Do yourself and your users a favor: use well-annotated genomic reference sequences to describe changes
If you are using only transcript or protein reference sequences in your database, you have already limited your possibilities to catch all genetic alterations affecting the gene, transcript and protein of interest. After all, transcripts and proteins are reflections of the cell's genetic information, which has been processed by the transcription and translation machinery. Starting at the genomic DNA level, it is possible to reconstruct how a specific transcript may have been produced and how sequence changes may lead to specific protein alterations. When you describe the variant at the amino acid level only, it will be impossible in most cases to convert this to an unambiguous description at the genomic DNA level. What if you want to perform an in silico analysis to investigate potential splicing or other RNA level effects on the observed reduction in protein activity?

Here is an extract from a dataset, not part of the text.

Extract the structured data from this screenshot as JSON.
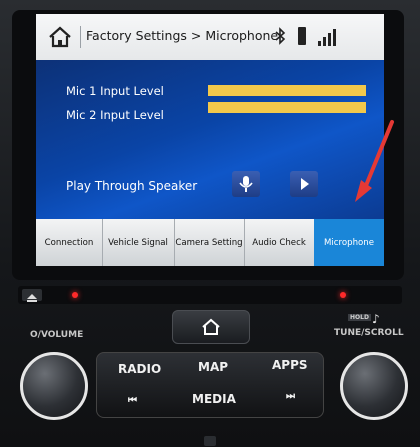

Mutalyzer can help by converting any description at the genomic DNA level into descriptions at the transcript and protein level using the Position Converter. The Position Converter's database does not contain non-RefSeq transcript mappings.
Tips for curators:
-
Search the UCSC Genome Browser using the accession number of the non-RefSeq transcript or use Blat to map the transcript sequence. Please note that the UCSC Genome Browser will not display small exons (2-10 nucleotides), because Blat is unable to map these exons in RefSeq transcripts correctly. These exons are displayed in NCBI's MapViewer and Ensembl and also may be visible in UCSC's Ensembl Gene Prediction track. Example: CDH23 exon 33 (3 nts, hg19 chr 10:73,494,399-73,494,428) invisible in
NM_022124.4
on the RefSeq Genes track, but present inENST00000224721
in the Ensembl Gene Prediction track. -
Upload the chromosomal range of the transcript with sufficient flanking sequences with the Reference File Loader.

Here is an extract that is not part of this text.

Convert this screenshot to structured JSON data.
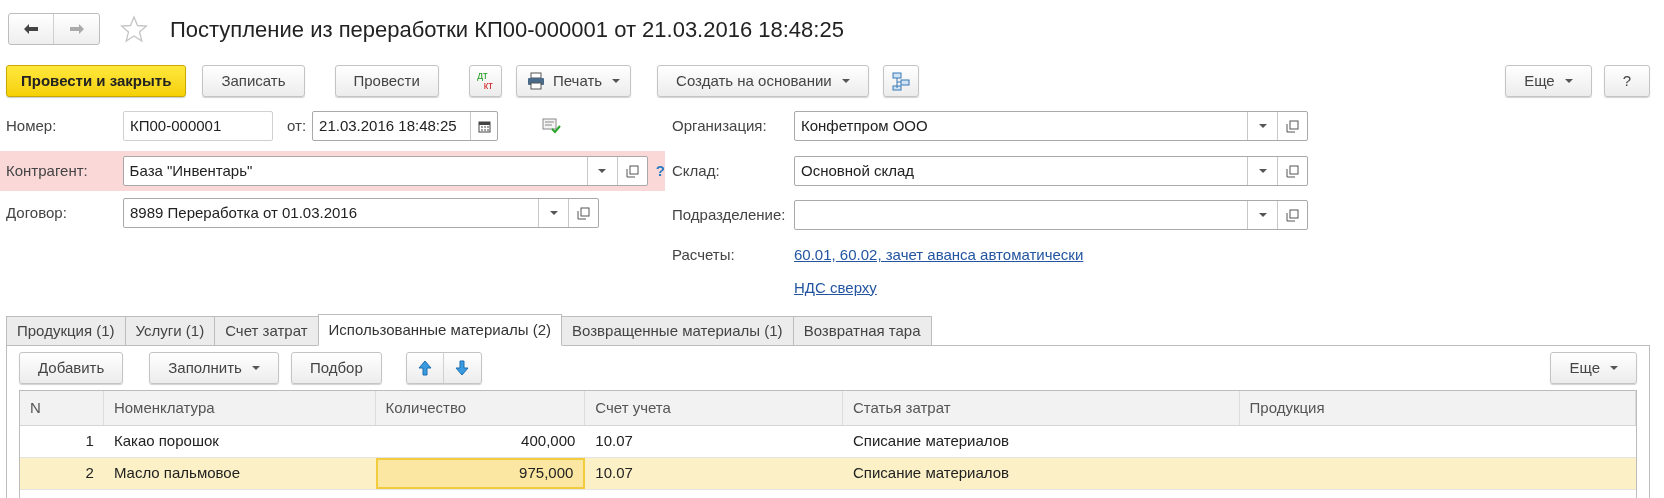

One of the challenges facing curators is the description of variants in highly polymorphic genes. The RefSeqGene sequence will only represent one of the alleles present in a specific population. Alleles from other populations may carry multiple variants relative to the RefSeqGene sequence. A disease-causing variant found in one of these populations can be described relative to the RefSeqGene sequence and have its functional effect predicted. This prediction would neglect the context of the other variants present on that allele and thus their potential modifying effects. On the other hand, the disease-causing variant might be invisible if all variants were included in an allele description.
For the HLA cluster on human chromosome 6 alternative assemblies with their own accession numbers have been made to solve this problem. A similar approach can be followed for highly polymorphic genes, where haplotype-specific reference sequences based on the RefSeqGene sequence might be created. A haplotype-specific reference sequence could be described as:
Hap1_Accession_number = NG_xxxxxxxx:g.[variant_1; variant_2; ...; variant_x] (1)
If necessary, additional subhaplotype reference sequences can be described in a similar manner. The disease-causing variant g.12345A>T identified on haplotype 1 can then simply be described as:
Hap1_Accession_number:g.12345A>T (2)
When a description relative to the RefSeqGene sequence is needed, the
disease-causing variant from (2)
can simply added to the variant list in (1)
:
NG_xxxxxxxx:g.[variant_1; variant_2; ...; variant_x; 12345A>T] (3)
The Mutalyzer [NameChecker Name Checker] should return the same mutated protein
sequence for (2)
and (3)
.
The Reference File Loader can be used to load custom Mutalyzer UD reference sequences to test this approach. When it works, we recommend submission of the haplotype-specific reference sequences to GenBank.
The Reference File Loader exercise shows how a reference sequence for specific allele could be created.